Não tão feia que não possa casar[…]”
Adélia Prado
Nós, mulheres na sociedade contemporânea, enfrentamos uma série de desafios e expectativas complexas em relação aos papéis que, supostamente, devemos desempenhar. Somos as cuidadoras e as responsáveis pelo bem-estar geral da família e do entorno. Somos pressionadas a sermos multitarefas e a performar simultaneamente e de forma impecável e resignada como profissionais, mães, parceiras.
Porém, à medida que tentamos cumprir todas essas expectativas e padrões impostos, vamos experimentando uma sobrecarga significativa, o que acaba criando um prato cheio para os jargões como “síndrome da impostora”, “irresponsabilidade afetiva”, “mimimi”, “narcisista” e tanto outros em que tentam nos encapsular.
Além disso, expectativas tradicionais de gênero criam uma pressão adicional sobre as mulheres, levando a um equilíbrio delicado – e dolorido muitas vezes – entre carreira, família e outras responsabilidades. Funções que, além de pesarem, podem oprimir nossos mais genuínos sonhos e desejos.
Afinal, quando nosso destino é traçado para ser “bela, recatada e do lar”, antes mesmo de nascermos, onde há espaço para buscar carreiras ambiciosas ou para realizar objetivos pessoais para além da família? Aqui, acho importante reforçar: não é um problema se preocupar com a casa, fazer atividades domésticas, cuidar dos filhos; o cerne da questão é a imposição social de que o âmbito doméstico é o único lugar que nos cabe, excluindo as muitas possibilidades e coloridos que podem nos compor e nos realizar.
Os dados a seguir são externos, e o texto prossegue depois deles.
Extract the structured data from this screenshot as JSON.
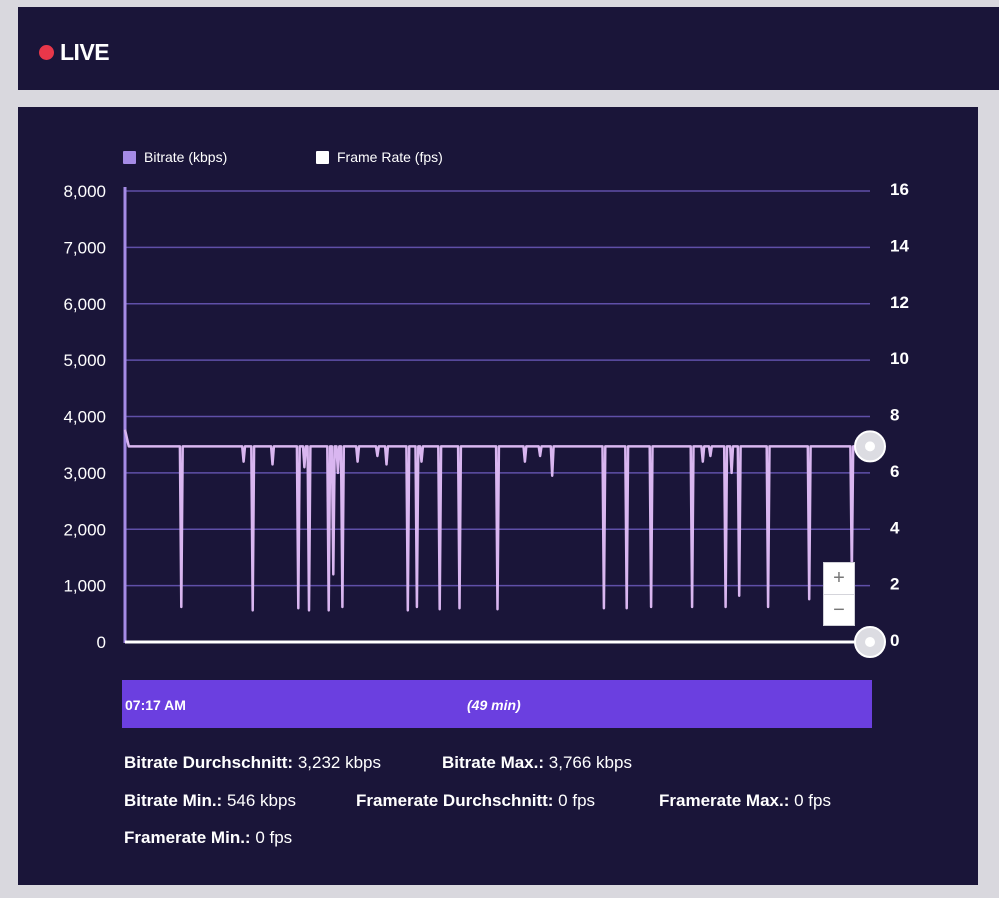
{
  "header": {
    "live_label": "LIVE",
    "live_color": "#e8374a"
  },
  "legend": [
    {
      "label": "Bitrate (kbps)",
      "color": "#a58be6"
    },
    {
      "label": "Frame Rate (fps)",
      "color": "#ffffff"
    }
  ],
  "chart_data": {
    "type": "line",
    "title": "",
    "y_left": {
      "min": 0,
      "max": 8000,
      "ticks": [
        "8,000",
        "7,000",
        "6,000",
        "5,000",
        "4,000",
        "3,000",
        "2,000",
        "1,000",
        "0"
      ]
    },
    "y_right": {
      "min": 0,
      "max": 16,
      "ticks": [
        "16",
        "14",
        "12",
        "10",
        "8",
        "6",
        "4",
        "2",
        "0"
      ]
    },
    "grid": true,
    "legend_placement": "top-left",
    "x_range_minutes": [
      0,
      49
    ],
    "series": [
      {
        "name": "Bitrate (kbps)",
        "axis": "left",
        "color": "#d9b6f0",
        "baseline": 3470,
        "start_peak": 3766,
        "dips": [
          {
            "t": 3.7,
            "v": 620
          },
          {
            "t": 7.8,
            "v": 3200
          },
          {
            "t": 8.4,
            "v": 560
          },
          {
            "t": 9.7,
            "v": 3150
          },
          {
            "t": 11.4,
            "v": 600
          },
          {
            "t": 11.8,
            "v": 3100
          },
          {
            "t": 12.1,
            "v": 560
          },
          {
            "t": 13.4,
            "v": 560
          },
          {
            "t": 13.7,
            "v": 1200
          },
          {
            "t": 14.0,
            "v": 3000
          },
          {
            "t": 14.3,
            "v": 620
          },
          {
            "t": 15.3,
            "v": 3200
          },
          {
            "t": 16.6,
            "v": 3300
          },
          {
            "t": 17.2,
            "v": 3150
          },
          {
            "t": 18.6,
            "v": 560
          },
          {
            "t": 19.2,
            "v": 620
          },
          {
            "t": 19.5,
            "v": 3200
          },
          {
            "t": 20.7,
            "v": 580
          },
          {
            "t": 22.0,
            "v": 600
          },
          {
            "t": 24.5,
            "v": 580
          },
          {
            "t": 26.3,
            "v": 3200
          },
          {
            "t": 27.3,
            "v": 3300
          },
          {
            "t": 28.1,
            "v": 2950
          },
          {
            "t": 31.5,
            "v": 600
          },
          {
            "t": 33.0,
            "v": 600
          },
          {
            "t": 34.6,
            "v": 620
          },
          {
            "t": 37.3,
            "v": 620
          },
          {
            "t": 38.0,
            "v": 3200
          },
          {
            "t": 38.5,
            "v": 3300
          },
          {
            "t": 39.5,
            "v": 620
          },
          {
            "t": 39.9,
            "v": 3000
          },
          {
            "t": 40.4,
            "v": 820
          },
          {
            "t": 42.3,
            "v": 620
          },
          {
            "t": 45.0,
            "v": 760
          },
          {
            "t": 47.8,
            "v": 1200
          }
        ]
      },
      {
        "name": "Frame Rate (fps)",
        "axis": "right",
        "color": "#ffffff",
        "values": [
          0
        ]
      }
    ]
  },
  "zoom": {
    "in_label": "+",
    "out_label": "−"
  },
  "timeline": {
    "start": "07:17 AM",
    "duration": "(49 min)",
    "color": "#6b3fe0"
  },
  "stats": [
    {
      "key": "Bitrate Durchschnitt:",
      "value": "3,232 kbps"
    },
    {
      "key": "Bitrate Max.:",
      "value": "3,766 kbps"
    },
    {
      "key": "Bitrate Min.:",
      "value": "546 kbps"
    },
    {
      "key": "Framerate Durchschnitt:",
      "value": "0 fps"
    },
    {
      "key": "Framerate Max.:",
      "value": "0 fps"
    },
    {
      "key": "Framerate Min.:",
      "value": "0 fps"
    }
  ]
}
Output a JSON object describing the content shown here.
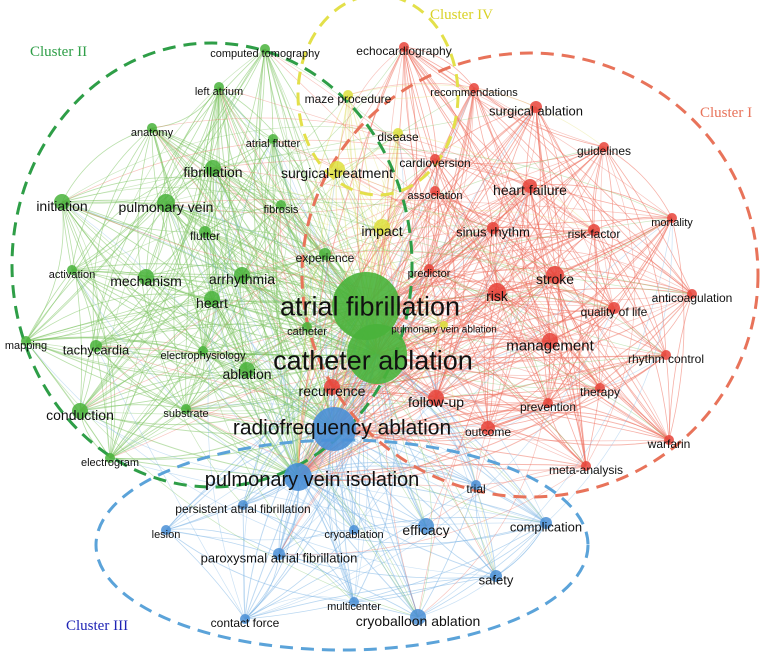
{
  "clusters": [
    {
      "id": "I",
      "label": "Cluster I",
      "color": "#E8735A"
    },
    {
      "id": "II",
      "label": "Cluster II",
      "color": "#2E9E47"
    },
    {
      "id": "III",
      "label": "Cluster III",
      "color": "#5BA3D9",
      "label_color": "#1F24B5"
    },
    {
      "id": "IV",
      "label": "Cluster IV",
      "color": "#E3E04A",
      "label_color": "#D9D226"
    }
  ],
  "node_colors": {
    "I": "#E8433A",
    "II": "#49B33B",
    "III": "#4A8FD6",
    "IV": "#DDE03C"
  },
  "edge_colors": {
    "I": "#EE6F5E",
    "II": "#7DC462",
    "III": "#7FB6E6",
    "IV": "#E4E27A"
  },
  "nodes": [
    {
      "id": "atrial-fibrillation",
      "label": "atrial fibrillation",
      "cluster": "II"
    },
    {
      "id": "catheter-ablation",
      "label": "catheter ablation",
      "cluster": "II"
    },
    {
      "id": "radiofrequency-ablation",
      "label": "radiofrequency ablation",
      "cluster": "III"
    },
    {
      "id": "pulmonary-vein-isolation",
      "label": "pulmonary vein isolation",
      "cluster": "III"
    },
    {
      "id": "management",
      "label": "management",
      "cluster": "I"
    },
    {
      "id": "risk",
      "label": "risk",
      "cluster": "I"
    },
    {
      "id": "stroke",
      "label": "stroke",
      "cluster": "I"
    },
    {
      "id": "heart-failure",
      "label": "heart failure",
      "cluster": "I"
    },
    {
      "id": "sinus-rhythm",
      "label": "sinus rhythm",
      "cluster": "I"
    },
    {
      "id": "risk-factor",
      "label": "risk-factor",
      "cluster": "I"
    },
    {
      "id": "quality-of-life",
      "label": "quality of life",
      "cluster": "I"
    },
    {
      "id": "anticoagulation",
      "label": "anticoagulation",
      "cluster": "I"
    },
    {
      "id": "rhythm-control",
      "label": "rhythm control",
      "cluster": "I"
    },
    {
      "id": "therapy",
      "label": "therapy",
      "cluster": "I"
    },
    {
      "id": "prevention",
      "label": "prevention",
      "cluster": "I"
    },
    {
      "id": "outcome",
      "label": "outcome",
      "cluster": "I"
    },
    {
      "id": "warfarin",
      "label": "warfarin",
      "cluster": "I"
    },
    {
      "id": "meta-analysis",
      "label": "meta-analysis",
      "cluster": "I"
    },
    {
      "id": "mortality",
      "label": "mortality",
      "cluster": "I"
    },
    {
      "id": "guidelines",
      "label": "guidelines",
      "cluster": "I"
    },
    {
      "id": "surgical-ablation",
      "label": "surgical ablation",
      "cluster": "I"
    },
    {
      "id": "recommendations",
      "label": "recommendations",
      "cluster": "I"
    },
    {
      "id": "echocardiography",
      "label": "echocardiography",
      "cluster": "I"
    },
    {
      "id": "cardioversion",
      "label": "cardioversion",
      "cluster": "I"
    },
    {
      "id": "association",
      "label": "association",
      "cluster": "I"
    },
    {
      "id": "predictor",
      "label": "predictor",
      "cluster": "I"
    },
    {
      "id": "recurrence",
      "label": "recurrence",
      "cluster": "I"
    },
    {
      "id": "follow-up",
      "label": "follow-up",
      "cluster": "I"
    },
    {
      "id": "computed-tomography",
      "label": "computed tomography",
      "cluster": "II"
    },
    {
      "id": "left-atrium",
      "label": "left atrium",
      "cluster": "II"
    },
    {
      "id": "anatomy",
      "label": "anatomy",
      "cluster": "II"
    },
    {
      "id": "atrial-flutter",
      "label": "atrial flutter",
      "cluster": "II"
    },
    {
      "id": "fibrillation",
      "label": "fibrillation",
      "cluster": "II"
    },
    {
      "id": "initiation",
      "label": "initiation",
      "cluster": "II"
    },
    {
      "id": "pulmonary-vein",
      "label": "pulmonary vein",
      "cluster": "II"
    },
    {
      "id": "fibrosis",
      "label": "fibrosis",
      "cluster": "II"
    },
    {
      "id": "flutter",
      "label": "flutter",
      "cluster": "II"
    },
    {
      "id": "activation",
      "label": "activation",
      "cluster": "II"
    },
    {
      "id": "mechanism",
      "label": "mechanism",
      "cluster": "II"
    },
    {
      "id": "arrhythmia",
      "label": "arrhythmia",
      "cluster": "II"
    },
    {
      "id": "heart",
      "label": "heart",
      "cluster": "II"
    },
    {
      "id": "mapping",
      "label": "mapping",
      "cluster": "II"
    },
    {
      "id": "tachycardia",
      "label": "tachycardia",
      "cluster": "II"
    },
    {
      "id": "electrophysiology",
      "label": "electrophysiology",
      "cluster": "II"
    },
    {
      "id": "ablation",
      "label": "ablation",
      "cluster": "II"
    },
    {
      "id": "conduction",
      "label": "conduction",
      "cluster": "II"
    },
    {
      "id": "substrate",
      "label": "substrate",
      "cluster": "II"
    },
    {
      "id": "electrogram",
      "label": "electrogram",
      "cluster": "II"
    },
    {
      "id": "catheter",
      "label": "catheter",
      "cluster": "II"
    },
    {
      "id": "experience",
      "label": "experience",
      "cluster": "II"
    },
    {
      "id": "maze-procedure",
      "label": "maze procedure",
      "cluster": "IV"
    },
    {
      "id": "disease",
      "label": "disease",
      "cluster": "IV"
    },
    {
      "id": "surgical-treatment",
      "label": "surgical-treatment",
      "cluster": "IV"
    },
    {
      "id": "impact",
      "label": "impact",
      "cluster": "IV"
    },
    {
      "id": "pulmonary-vein-ablation",
      "label": "pulmonary vein ablation",
      "cluster": "IV"
    },
    {
      "id": "persistent-atrial-fibrillation",
      "label": "persistent atrial fibrillation",
      "cluster": "III"
    },
    {
      "id": "lesion",
      "label": "lesion",
      "cluster": "III"
    },
    {
      "id": "cryoablation",
      "label": "cryoablation",
      "cluster": "III"
    },
    {
      "id": "efficacy",
      "label": "efficacy",
      "cluster": "III"
    },
    {
      "id": "trial",
      "label": "trial",
      "cluster": "III"
    },
    {
      "id": "complication",
      "label": "complication",
      "cluster": "III"
    },
    {
      "id": "paroxysmal-atrial-fibrillation",
      "label": "paroxysmal atrial fibrillation",
      "cluster": "III"
    },
    {
      "id": "safety",
      "label": "safety",
      "cluster": "III"
    },
    {
      "id": "multicenter",
      "label": "multicenter",
      "cluster": "III"
    },
    {
      "id": "contact-force",
      "label": "contact force",
      "cluster": "III"
    },
    {
      "id": "cryoballoon-ablation",
      "label": "cryoballoon ablation",
      "cluster": "III"
    }
  ]
}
Assim, ao atender mulheres e compartilhar da escuta de suas histórias e desejos, tenho sentido o convite de estudar cada vez mais as meadas e as linhas que formam esse bordado que é a vida da mulher contemporânea. Mulheres que desejam liberdade e leveza, ao mesmo tempo que também almejam uma família, trabalho e amor. Muito embora não qualquer família, qualquer trabalho e tampouco qualquer amor.
“Nem sempre é necessário tornar-se forte. Temos que respirar nossas fraquezas.”
Clarice Lispector
Especialmente por meio de movimentos feministas, temos lutado por mudanças sociais, por direitos iguais, direito sobre nossos próprios corpos, acesso à educação e a oportunidades e condições de trabalho equitativas, entre outras garantias de dignidade e de representatividade. Falo em movimentos feministas, no plural, porque as questões enfrentadas pelas mulheres variam de acordo com cultura, sociedade, raça e contexto histórico, o que gera feminismos interseccionais. Indo além, como diria bell hooks, o feminismo deve ser aquele que se propõe a transformar modos de vida e as relações de poder.
Percorrendo esse caminho, autoras como Valeska Zanello, Silvia Federici e Helena Hirata estão entre as vozes que tenho lido e que analisam criticamente as dinâmicas de gênero, a exploração e as injustiças nas quais as mulheres, muitas vezes, se encontram. As leituras nos convidam a pensar, ajudam a nos conscientizar sobre essas questões e a promover um diálogo mais amplo sobre a igualdade de gênero e a justiça social.
Por isso, aproveito este artigo e este tema para compartilhar percepções e atravessamentos que tocam a pressão pela performance feminina. Vem comigo?
Zanello faz uma contundente crítica sobre como o modo de vida capitalista incentiva a busca implacável de produtividade, sucesso e consumo. Isso cria uma pressão constante para que mulheres atendam a todas as expectativas, incluindo serem bem-sucedidas profissionalmente, cuidarem da família e manterem padrões de beleza e estilo de vida. Além disso, esse sistema explora o trabalho não remunerado das mulheres, como o cuidado doméstico.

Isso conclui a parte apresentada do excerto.